Un sourire naquit sur les lèvres de la sanglante femme. Cruelle, Ephemera aurait pu tuer Arillë, ou l’emmener à Drakengord. Pour son meurtre, son âme était noircie. Elle avait abattu la neko, sans aucune raison. Un pur acte de malfaisance. Ephemera ne faisait rien de plus qu’appliquer la justice. Si elle traînait Arillë à Drakengord, aucun ange ne viendrait la sauver. Elle deviendrait alors à jamais son esclave, un atome de douleur que la Dame des Ombres entretiendrait entre les murs de sa prison infernale. Elle la fouetterait sans relâche, et Arillë y prendrait goût... Et elle déverserait sa haine sur les autres. Elle deviendrait l’une de ses amantes, créature de haine et de cruauté, festoyant dans l’orgie des corps calcinés, des hurlements des suppliciés, dans l’odeur délectable de la chair en putréfaction, au milieu des lamentations et de la souffrance. Ephemera en frémirait presque...
...Mais non.
Ses doigts caressèrent tendrement la joue d’Arillë. Son corps était couvert de sang, et elle entreprit de la débarrasser de ses ultimes traces de vêtements. Ses mains remuèrent sur son corps, achevant définitivement de la déshabiller.
« La garde va venir. Si je te laisse là, c’est toi qu’ils pendront... Alors, je vais t’offrir une chance de sortie... Peut-être me remercieras-tu, ou m’oublieras-tu... Mais, dans tous les cas, tu retiendras que, parfois, les ombres ne doivent pas être défiées... »
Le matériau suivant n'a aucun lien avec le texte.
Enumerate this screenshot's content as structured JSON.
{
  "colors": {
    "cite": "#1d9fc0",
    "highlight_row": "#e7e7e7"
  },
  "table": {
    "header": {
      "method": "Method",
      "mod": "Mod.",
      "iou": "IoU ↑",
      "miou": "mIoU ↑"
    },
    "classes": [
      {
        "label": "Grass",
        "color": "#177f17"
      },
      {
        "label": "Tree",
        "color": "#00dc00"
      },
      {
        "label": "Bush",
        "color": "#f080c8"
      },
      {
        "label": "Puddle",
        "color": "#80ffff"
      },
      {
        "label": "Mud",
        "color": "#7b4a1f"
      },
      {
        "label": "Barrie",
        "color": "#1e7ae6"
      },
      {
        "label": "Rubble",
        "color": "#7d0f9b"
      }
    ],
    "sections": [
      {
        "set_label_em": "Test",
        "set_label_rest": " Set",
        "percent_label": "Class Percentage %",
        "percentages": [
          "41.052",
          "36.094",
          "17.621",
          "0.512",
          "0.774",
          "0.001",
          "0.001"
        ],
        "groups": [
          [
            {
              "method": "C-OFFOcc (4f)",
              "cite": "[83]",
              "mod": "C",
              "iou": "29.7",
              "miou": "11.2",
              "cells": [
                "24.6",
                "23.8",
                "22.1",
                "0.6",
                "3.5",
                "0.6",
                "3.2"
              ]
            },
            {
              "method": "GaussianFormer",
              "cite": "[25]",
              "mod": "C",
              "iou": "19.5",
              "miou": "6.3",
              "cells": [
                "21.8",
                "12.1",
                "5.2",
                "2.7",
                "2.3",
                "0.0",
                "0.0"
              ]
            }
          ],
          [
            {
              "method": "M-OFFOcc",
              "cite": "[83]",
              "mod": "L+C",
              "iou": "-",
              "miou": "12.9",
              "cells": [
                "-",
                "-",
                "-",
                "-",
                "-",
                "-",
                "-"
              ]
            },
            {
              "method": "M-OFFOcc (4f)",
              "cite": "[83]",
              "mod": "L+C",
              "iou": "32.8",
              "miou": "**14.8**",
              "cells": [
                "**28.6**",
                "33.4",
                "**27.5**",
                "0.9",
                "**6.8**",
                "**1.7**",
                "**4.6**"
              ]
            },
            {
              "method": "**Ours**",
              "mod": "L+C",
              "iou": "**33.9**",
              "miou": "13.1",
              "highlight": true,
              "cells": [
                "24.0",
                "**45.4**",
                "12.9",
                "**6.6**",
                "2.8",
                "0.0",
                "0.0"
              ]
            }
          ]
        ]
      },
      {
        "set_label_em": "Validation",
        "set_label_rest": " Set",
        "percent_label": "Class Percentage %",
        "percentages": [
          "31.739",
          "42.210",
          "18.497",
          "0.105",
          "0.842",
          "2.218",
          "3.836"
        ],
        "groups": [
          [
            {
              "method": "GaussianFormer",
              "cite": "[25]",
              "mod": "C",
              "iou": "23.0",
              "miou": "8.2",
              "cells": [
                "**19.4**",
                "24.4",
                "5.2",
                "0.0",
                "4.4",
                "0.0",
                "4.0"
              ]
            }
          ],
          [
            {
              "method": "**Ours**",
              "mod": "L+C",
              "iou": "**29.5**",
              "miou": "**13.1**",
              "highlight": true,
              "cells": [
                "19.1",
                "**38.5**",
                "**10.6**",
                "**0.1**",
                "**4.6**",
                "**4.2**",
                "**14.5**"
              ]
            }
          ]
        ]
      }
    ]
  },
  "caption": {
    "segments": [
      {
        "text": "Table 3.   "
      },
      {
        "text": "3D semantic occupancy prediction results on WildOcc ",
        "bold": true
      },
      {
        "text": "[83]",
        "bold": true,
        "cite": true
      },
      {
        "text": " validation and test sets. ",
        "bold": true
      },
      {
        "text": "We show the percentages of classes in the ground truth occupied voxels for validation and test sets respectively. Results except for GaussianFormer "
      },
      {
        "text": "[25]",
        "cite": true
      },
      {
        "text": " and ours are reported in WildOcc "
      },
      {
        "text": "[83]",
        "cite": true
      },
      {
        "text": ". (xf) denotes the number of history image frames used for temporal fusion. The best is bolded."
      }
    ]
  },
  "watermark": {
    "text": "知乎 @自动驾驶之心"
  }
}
Ephemera se releva, et alla voir le cadavre démantibulé. Patiemment, elle s’appliqua, le vidant de l’intérieur. Le sang remplit la pièce, alors qu’elle arrachait, les uns après les autres, chacun des organes, les retirant, formant des tas informes et répugnants sur le sol, mélanges d’os, de veines, de sang, d’organes... Elle creva chacun des deux yeux de la femme, les retirant. Ephemera hésita un peu, puis les jeta sur le sol, les faisant rouler. Le sang continuait à filer, et elle s’attaqua ensuite aux lèvres et aux dents, les arrachant lentement, délicatement, continuant à violer le cadavre. Elle continua encore son office, jusqu’à ce qu’il ne reste finalement plus rien dans le corps, rien de plus qu’une peau, ouverte en deux, hideusement défigurée.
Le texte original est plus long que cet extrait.